Most amateur diagnosticians have mislabeled President Trump with the diagnosis of narcissistic personality disorder. I wrote the criteria that define this disorder, and Mr. Trump doesn’t meet them. He may be a world-class narcissist, but this doesn’t make him mentally ill, because he does not suffer from the distress and impairment required to diagnose mental disorder.

Mr. Trump causes severe distress rather than experiencing it and has been richly rewarded, rather than punished, for his grandiosity, self-absorption and lack of empathy. It is a stigmatizing insult to the mentally ill (who are mostly well behaved and well meaning) to be lumped with Mr. Trump (who is neither).

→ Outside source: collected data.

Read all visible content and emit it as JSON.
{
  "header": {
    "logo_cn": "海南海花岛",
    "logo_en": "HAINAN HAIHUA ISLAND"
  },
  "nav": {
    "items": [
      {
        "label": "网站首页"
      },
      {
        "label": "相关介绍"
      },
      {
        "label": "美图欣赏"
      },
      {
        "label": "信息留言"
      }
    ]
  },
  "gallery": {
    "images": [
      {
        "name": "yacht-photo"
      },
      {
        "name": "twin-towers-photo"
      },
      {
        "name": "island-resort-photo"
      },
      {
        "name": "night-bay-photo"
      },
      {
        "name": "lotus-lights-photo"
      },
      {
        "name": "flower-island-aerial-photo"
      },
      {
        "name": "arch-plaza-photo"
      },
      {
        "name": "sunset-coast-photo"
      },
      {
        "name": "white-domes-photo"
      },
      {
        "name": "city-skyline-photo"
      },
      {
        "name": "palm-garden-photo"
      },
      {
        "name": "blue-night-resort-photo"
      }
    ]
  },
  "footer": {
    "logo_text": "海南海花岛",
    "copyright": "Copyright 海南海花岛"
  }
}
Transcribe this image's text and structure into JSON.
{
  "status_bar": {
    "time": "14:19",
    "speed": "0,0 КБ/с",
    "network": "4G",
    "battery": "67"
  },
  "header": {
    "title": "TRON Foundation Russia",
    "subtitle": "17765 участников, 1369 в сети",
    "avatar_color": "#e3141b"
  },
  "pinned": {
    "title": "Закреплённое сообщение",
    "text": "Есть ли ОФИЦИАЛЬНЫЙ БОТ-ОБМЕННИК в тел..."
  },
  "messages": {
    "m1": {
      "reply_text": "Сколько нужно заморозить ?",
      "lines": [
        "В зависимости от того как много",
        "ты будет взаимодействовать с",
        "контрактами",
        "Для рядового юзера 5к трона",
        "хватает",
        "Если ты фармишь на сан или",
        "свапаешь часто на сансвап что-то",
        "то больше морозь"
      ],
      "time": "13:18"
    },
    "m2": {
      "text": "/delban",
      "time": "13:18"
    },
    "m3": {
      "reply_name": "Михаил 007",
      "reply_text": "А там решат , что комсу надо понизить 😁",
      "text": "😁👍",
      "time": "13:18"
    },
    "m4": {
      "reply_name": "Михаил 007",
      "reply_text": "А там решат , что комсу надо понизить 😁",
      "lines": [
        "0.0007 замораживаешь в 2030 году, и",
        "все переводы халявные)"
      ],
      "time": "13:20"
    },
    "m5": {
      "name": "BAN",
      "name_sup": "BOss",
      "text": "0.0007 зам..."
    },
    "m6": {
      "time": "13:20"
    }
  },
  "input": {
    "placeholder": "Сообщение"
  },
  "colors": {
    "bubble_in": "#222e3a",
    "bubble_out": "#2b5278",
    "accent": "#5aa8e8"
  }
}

This is surely a good cautionary word, but I have some questions, and the primary one is: How does Dr. Frances, who has not examined Trump and has probably never met him, know that Trump “does not suffer from the distress and impairment required to diagnose mental disorder”? What empirical knowledge does he have about Trump’s distress or lack thereof? Frances claims that “Mr. Trump causes severe distress rather than experiencing it,” but surely it is possible for a person to cause and experience distress? It seems to me that if you can violate the Goldwater Rule by claiming that someone you have not examined definitely has a disorder, you can also violate it by claiming that someone you have not examined definitely does not have that disorder. Dr. Frances seems just as overconfident as the people whose letter he’s responding to.